Moore stressed that roof design is a key element in this issue and that it should be implemented to its fullest in order to get the most out of a building's height. Supporting an idea mentioned earlier by Commissioner Joel Brous, Moore said allowing a half story or a dormered living space on top of an existing three- or four-story building would be ideal.
'What you've done is maintain the incentive to develop because you haven't just sliced a story off the top of a building, but you have obligated that person in their redevelopment to be very aware of the character of the neighborhood,' he said. 'Reducing height is not the ultimate solution to the character of a neighborhood, it's what you do with what you have in the height of a building that defines the character.'
The commissioners began to get on board with the idea that essentially, under an altered proposal, a four-story building would be able to have three and a half floors of living with a floor for parking, thus keeping it at the desired 40 foot mark. The only change would be the allowance of the half story within an existing roof.
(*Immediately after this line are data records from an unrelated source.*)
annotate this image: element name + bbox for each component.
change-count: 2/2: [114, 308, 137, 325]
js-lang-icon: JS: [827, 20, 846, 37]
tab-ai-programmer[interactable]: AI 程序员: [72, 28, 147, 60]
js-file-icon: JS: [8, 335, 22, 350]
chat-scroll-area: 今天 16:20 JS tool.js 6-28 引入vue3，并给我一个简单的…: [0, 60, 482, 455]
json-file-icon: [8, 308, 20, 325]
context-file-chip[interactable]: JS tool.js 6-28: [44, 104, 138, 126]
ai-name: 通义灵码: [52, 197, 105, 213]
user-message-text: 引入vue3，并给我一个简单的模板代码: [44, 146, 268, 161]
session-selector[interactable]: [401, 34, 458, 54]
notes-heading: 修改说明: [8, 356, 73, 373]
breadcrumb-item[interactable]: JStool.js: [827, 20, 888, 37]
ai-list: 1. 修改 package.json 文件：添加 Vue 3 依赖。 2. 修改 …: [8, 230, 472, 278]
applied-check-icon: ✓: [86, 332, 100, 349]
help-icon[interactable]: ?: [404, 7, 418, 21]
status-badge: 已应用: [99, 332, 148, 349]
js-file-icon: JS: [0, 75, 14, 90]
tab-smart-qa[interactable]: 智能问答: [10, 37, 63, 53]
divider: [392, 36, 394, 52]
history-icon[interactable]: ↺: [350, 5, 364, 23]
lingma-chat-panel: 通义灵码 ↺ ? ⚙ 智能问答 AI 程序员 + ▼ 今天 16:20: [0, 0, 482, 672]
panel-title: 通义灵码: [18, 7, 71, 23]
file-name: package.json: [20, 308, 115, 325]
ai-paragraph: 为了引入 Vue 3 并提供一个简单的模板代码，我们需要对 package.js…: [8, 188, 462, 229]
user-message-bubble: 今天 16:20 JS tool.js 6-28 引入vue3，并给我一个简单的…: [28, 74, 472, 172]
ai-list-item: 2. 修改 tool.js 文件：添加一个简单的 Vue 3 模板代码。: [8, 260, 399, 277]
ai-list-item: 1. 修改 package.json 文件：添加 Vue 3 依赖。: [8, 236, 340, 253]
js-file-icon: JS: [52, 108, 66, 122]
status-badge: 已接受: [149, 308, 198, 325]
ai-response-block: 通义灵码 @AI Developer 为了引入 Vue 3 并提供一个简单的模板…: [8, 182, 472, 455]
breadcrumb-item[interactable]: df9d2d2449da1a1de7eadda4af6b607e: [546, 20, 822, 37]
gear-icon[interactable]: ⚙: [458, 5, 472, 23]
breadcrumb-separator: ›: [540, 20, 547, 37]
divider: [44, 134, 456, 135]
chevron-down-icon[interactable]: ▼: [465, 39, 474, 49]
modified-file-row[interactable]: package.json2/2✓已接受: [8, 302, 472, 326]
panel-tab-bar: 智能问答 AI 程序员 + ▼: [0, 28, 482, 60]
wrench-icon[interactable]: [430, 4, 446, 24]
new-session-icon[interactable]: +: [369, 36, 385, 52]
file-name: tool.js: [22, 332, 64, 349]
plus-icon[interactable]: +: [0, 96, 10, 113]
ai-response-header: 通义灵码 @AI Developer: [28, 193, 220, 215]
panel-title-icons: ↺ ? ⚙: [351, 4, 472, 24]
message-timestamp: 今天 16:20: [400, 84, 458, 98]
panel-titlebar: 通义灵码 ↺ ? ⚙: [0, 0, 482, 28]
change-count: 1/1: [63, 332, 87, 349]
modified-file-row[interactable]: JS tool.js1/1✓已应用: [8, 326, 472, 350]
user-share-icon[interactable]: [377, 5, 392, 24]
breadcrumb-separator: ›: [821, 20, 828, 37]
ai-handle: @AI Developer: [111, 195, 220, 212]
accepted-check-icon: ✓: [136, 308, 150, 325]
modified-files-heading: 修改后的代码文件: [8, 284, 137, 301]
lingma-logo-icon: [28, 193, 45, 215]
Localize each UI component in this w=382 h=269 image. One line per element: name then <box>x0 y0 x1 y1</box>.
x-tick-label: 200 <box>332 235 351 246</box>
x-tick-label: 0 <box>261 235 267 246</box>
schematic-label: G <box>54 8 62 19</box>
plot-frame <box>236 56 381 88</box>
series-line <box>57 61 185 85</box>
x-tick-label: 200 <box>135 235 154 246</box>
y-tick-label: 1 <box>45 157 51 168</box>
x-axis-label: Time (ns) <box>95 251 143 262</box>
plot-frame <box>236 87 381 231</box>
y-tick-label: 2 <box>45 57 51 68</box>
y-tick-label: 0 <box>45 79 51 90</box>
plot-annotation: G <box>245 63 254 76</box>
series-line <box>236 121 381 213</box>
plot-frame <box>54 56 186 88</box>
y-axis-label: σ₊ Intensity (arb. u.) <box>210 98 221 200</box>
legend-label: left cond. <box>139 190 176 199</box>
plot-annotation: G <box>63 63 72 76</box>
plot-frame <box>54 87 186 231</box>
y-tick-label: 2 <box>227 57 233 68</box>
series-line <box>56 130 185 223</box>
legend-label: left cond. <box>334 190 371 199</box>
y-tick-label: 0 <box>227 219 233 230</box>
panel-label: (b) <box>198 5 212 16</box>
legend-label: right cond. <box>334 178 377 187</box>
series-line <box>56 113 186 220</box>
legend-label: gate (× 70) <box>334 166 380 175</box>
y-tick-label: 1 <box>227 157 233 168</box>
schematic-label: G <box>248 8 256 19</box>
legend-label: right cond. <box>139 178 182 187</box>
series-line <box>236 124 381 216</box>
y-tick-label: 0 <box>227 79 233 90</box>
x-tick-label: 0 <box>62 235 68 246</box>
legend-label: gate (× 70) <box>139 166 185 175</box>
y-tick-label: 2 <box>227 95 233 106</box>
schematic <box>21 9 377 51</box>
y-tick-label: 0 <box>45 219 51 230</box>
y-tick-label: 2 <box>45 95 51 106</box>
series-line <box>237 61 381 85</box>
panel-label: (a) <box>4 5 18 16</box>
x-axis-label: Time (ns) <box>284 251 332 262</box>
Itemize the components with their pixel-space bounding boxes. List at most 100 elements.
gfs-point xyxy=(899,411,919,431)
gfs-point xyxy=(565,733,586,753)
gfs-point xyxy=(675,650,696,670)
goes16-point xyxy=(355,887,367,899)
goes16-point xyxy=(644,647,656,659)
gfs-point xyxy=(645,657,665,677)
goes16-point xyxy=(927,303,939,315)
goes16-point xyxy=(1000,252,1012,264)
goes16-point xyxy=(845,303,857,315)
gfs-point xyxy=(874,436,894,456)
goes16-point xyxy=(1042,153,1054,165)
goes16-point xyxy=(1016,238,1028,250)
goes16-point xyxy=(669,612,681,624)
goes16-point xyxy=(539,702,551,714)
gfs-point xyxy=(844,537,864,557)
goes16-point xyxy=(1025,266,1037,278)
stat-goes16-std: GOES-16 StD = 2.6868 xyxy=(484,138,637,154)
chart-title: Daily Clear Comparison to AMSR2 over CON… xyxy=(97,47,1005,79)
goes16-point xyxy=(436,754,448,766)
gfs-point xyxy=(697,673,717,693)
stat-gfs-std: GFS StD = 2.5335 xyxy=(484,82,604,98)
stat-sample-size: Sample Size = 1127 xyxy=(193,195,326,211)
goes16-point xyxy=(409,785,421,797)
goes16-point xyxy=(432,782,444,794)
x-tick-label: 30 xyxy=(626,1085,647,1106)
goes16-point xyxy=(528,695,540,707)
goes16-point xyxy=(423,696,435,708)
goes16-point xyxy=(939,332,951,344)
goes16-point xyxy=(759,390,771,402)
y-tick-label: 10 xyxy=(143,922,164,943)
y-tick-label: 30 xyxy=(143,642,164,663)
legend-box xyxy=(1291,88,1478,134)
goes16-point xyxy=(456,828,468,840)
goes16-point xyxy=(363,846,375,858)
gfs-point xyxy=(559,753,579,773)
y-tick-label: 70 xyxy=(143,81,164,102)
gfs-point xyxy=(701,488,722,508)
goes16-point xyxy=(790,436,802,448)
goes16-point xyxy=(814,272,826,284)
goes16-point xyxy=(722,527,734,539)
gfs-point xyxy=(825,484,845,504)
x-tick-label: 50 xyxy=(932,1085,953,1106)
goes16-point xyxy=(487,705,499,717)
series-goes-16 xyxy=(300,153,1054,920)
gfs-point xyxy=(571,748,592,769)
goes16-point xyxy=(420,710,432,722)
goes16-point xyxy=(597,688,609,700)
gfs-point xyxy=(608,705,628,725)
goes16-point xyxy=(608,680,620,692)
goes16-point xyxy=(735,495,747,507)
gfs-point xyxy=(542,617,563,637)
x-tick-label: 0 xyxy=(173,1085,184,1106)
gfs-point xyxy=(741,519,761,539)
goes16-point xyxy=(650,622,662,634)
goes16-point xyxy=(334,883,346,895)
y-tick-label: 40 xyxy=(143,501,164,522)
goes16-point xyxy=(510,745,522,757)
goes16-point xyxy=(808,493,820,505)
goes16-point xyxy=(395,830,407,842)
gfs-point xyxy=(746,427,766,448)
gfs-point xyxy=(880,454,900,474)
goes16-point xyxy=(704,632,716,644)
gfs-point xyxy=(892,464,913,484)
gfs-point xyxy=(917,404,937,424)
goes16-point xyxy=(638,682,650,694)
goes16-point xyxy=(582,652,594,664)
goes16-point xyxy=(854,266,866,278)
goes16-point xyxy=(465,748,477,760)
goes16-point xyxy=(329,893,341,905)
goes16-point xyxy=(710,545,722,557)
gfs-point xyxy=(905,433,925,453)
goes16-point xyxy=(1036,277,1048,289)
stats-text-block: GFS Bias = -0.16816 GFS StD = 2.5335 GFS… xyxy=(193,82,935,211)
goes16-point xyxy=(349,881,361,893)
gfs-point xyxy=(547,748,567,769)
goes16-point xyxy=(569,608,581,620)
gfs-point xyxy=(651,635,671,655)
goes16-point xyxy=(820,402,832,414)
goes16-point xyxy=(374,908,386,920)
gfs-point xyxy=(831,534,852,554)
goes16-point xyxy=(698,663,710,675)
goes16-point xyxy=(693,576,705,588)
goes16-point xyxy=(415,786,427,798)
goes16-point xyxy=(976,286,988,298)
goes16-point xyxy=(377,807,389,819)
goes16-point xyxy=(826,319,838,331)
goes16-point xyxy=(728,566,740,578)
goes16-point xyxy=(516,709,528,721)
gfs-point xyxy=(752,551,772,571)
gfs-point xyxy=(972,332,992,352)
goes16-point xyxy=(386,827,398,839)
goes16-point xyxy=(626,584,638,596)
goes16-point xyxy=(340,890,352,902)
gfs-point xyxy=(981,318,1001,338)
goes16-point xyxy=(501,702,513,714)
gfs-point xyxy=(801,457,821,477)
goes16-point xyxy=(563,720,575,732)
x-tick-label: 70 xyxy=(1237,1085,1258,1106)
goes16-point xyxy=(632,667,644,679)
However, debate over whether or not both zoning areas should have the same height limitations arose when Commissioner Peck Miller asked if the current proposal with the half story added on would be viable. Commissioner Lauren Taylor said the three-and-a-half-story limitation in the R-1 zone would ultimately suffer since owners along there would most likely not use the first floor for parking and instead get all the living space they could out of what they had.
Miller countered, saying how the lots in R-1 are smaller than R3-A and that he thinks the two should be differentiated because of their density levels.
'Regardless of whether you say people are or aren't building houses, they are going to redevelop if they can go to 3.5 - someone will build a house down there in a heartbeat,' he said. 'I think it's a great incentive and it will maintain the character of what we are trying to keep in Ocean City for a long time.'
Commissioner Pam Buckley was on board with Miller and said part of making the downtown area attractive is taking different areas and keeping them in character with neighboring areas.
'You can have multi-unit buildings that are compatible with the single family and I think that's what we are looking for,' she said.
Miller then made a motion to restrict properties zoned R3-A to 4.5 stories. The motion unanimously passed and a motion to restrict properties zoned R-1 to 3.5 stories was made. This motion met a bit of resistance from Brous and Taylor, although it still passed with a 4-2 vote. Also included in the motions was OCDC's recommendation to make voluntary development incentives, such as widened sidewalks and setbacks to match neighboring buildings, as mandatory.